A definition of transliteration: http://en.wikipedia.org/wiki/Transliteration.
You need to install some stuff:
Python 3:
sudo apt-get install python3
Levenshtein library for python 3 (https://pypi.python.org/pypi/python-Levenshtein/0.11.1/):
cd python-Levenshtein-0.11.1
sudo python3 setup.py install
To generate rules (please don't overwrite rules.txt):
./rules.py confidence support length rules2.txt
To test these rules:
cat rules2.txt | ./model.py
Or directly:
./rules.py confidence support length | ./model.py
Baseline, with only a few rules that were manually crafted:
cat rules.txt | ./model.py
##Other leads
Use giza++ (http://sourceforge.net/projects/mgizapp/) to align the letters. Then use a HMM model or statistical translation to do the transliteration. Learn a transducer, using a RPNI-like algorithm (e.g. OSTIA).
##Bibliography
A few (seemingly) interesting reads:
Kevin Knight and Jonathan Graehl. Machine transliteration.

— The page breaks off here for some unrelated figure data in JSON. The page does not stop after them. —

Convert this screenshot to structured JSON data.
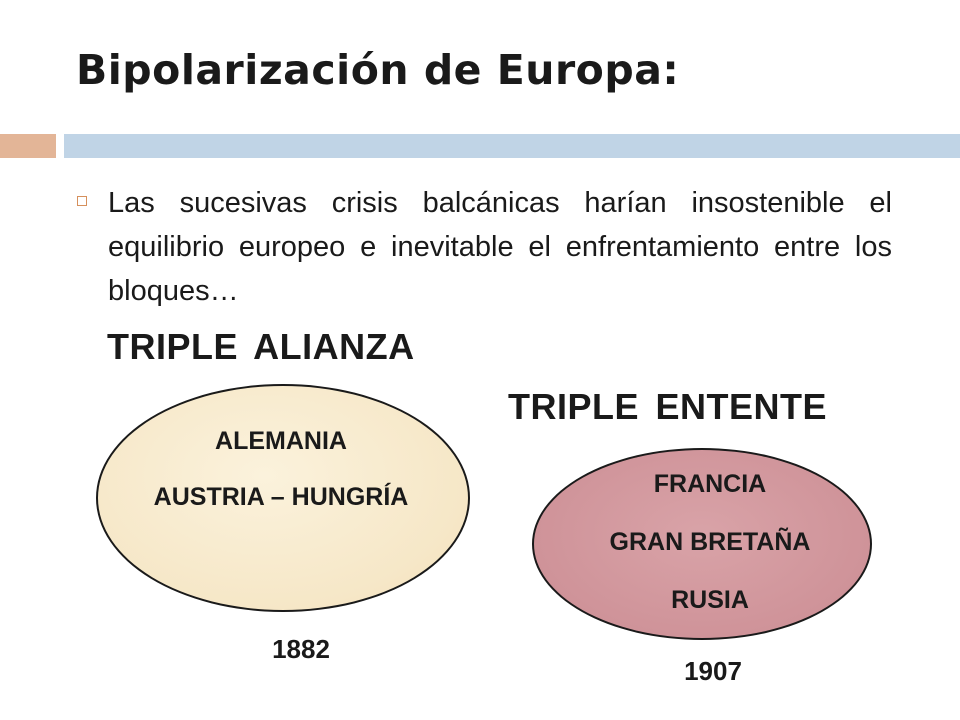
{
  "slide": {
    "title": "Bipolarización de Europa:",
    "bullet": "Las sucesivas crisis balcánicas harían insostenible el equilibrio europeo e inevitable el enfrentamiento entre los bloques…"
  },
  "alliances": {
    "triple_alianza": {
      "heading": "TRIPLE ALIANZA",
      "members": [
        "ALEMANIA",
        "AUSTRIA – HUNGRÍA"
      ],
      "year": "1882",
      "color": "#f6e7c7"
    },
    "triple_entente": {
      "heading": "TRIPLE ENTENTE",
      "members": [
        "FRANCIA",
        "GRAN BRETAÑA",
        "RUSIA"
      ],
      "year": "1907",
      "color": "#cf9399"
    }
  },
  "colors": {
    "accent_bar": "#e3b597",
    "title_bar": "#c0d4e6",
    "bullet_outline": "#d6905c"
  }
}
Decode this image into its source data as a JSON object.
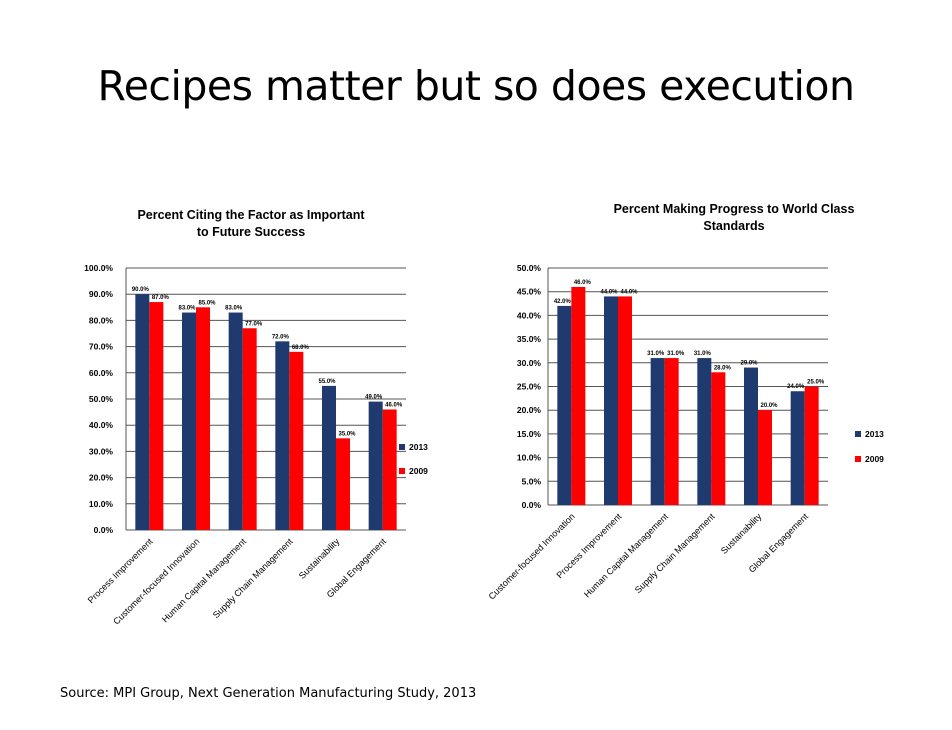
{
  "slide": {
    "title": "Recipes matter but so does execution",
    "source": "Source:  MPI Group, Next Generation  Manufacturing Study, 2013"
  },
  "colors": {
    "series_2013": "#1F3A6E",
    "series_2009": "#FF0000"
  },
  "chart_data": [
    {
      "type": "bar",
      "title": [
        "Percent Citing the Factor as Important",
        "to Future Success"
      ],
      "categories": [
        "Process Improvement",
        "Customer-focused Innovation",
        "Human Capital Management",
        "Supply Chain Management",
        "Sustainability",
        "Global Engagement"
      ],
      "series": [
        {
          "name": "2013",
          "values": [
            90.0,
            83.0,
            83.0,
            72.0,
            55.0,
            49.0
          ]
        },
        {
          "name": "2009",
          "values": [
            87.0,
            85.0,
            77.0,
            68.0,
            35.0,
            46.0
          ]
        }
      ],
      "data_labels": [
        [
          "90.0%",
          "83.0%",
          "83.0%",
          "72.0%",
          "55.0%",
          "49.0%"
        ],
        [
          "87.0%",
          "85.0%",
          "77.0%",
          "68.0%",
          "35.0%",
          "46.0%"
        ]
      ],
      "ylim": [
        0,
        100
      ],
      "yticks": [
        "0.0%",
        "10.0%",
        "20.0%",
        "30.0%",
        "40.0%",
        "50.0%",
        "60.0%",
        "70.0%",
        "80.0%",
        "90.0%",
        "100.0%"
      ],
      "grid": true,
      "legend": "right"
    },
    {
      "type": "bar",
      "title": [
        "Percent Making  Progress to World Class",
        "Standards"
      ],
      "categories": [
        "Customer-focused Innovation",
        "Process Improvement",
        "Human Capital Management",
        "Supply Chain Management",
        "Sustainability",
        "Global Engagement"
      ],
      "series": [
        {
          "name": "2013",
          "values": [
            42.0,
            44.0,
            31.0,
            31.0,
            29.0,
            24.0
          ]
        },
        {
          "name": "2009",
          "values": [
            46.0,
            44.0,
            31.0,
            28.0,
            20.0,
            25.0
          ]
        }
      ],
      "data_labels": [
        [
          "42.0%",
          "44.0%",
          "31.0%",
          "31.0%",
          "29.0%",
          "24.0%"
        ],
        [
          "46.0%",
          "44.0%",
          "31.0%",
          "28.0%",
          "20.0%",
          "25.0%"
        ]
      ],
      "ylim": [
        0,
        50
      ],
      "yticks": [
        "0.0%",
        "5.0%",
        "10.0%",
        "15.0%",
        "20.0%",
        "25.0%",
        "30.0%",
        "35.0%",
        "40.0%",
        "45.0%",
        "50.0%"
      ],
      "grid": true,
      "legend": "right"
    }
  ]
}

Computational Linguistics, 1998. (About Japanese to English phonetic transcription, not really transliteration.)
Yaser Al-Onaizan and Kevin Knight. Machine Transliteration of Names in Arabic Text. SEMITIC '02, 2002. (More interesting, because it is a spelling-based approach.)
Jong-Hoon Oh, Key-Sun Choi, and Hitoshi Isahara. A comparison of different machine transliteration models. J. Artif. Int. Res., 2006.
Anil Kumar Singh, Sethuramalingam Subramaniam, and Taraka Rama. Transliteration as alignment vs. transliteration as generation for crosslingual information retrieval. TAL, 2010.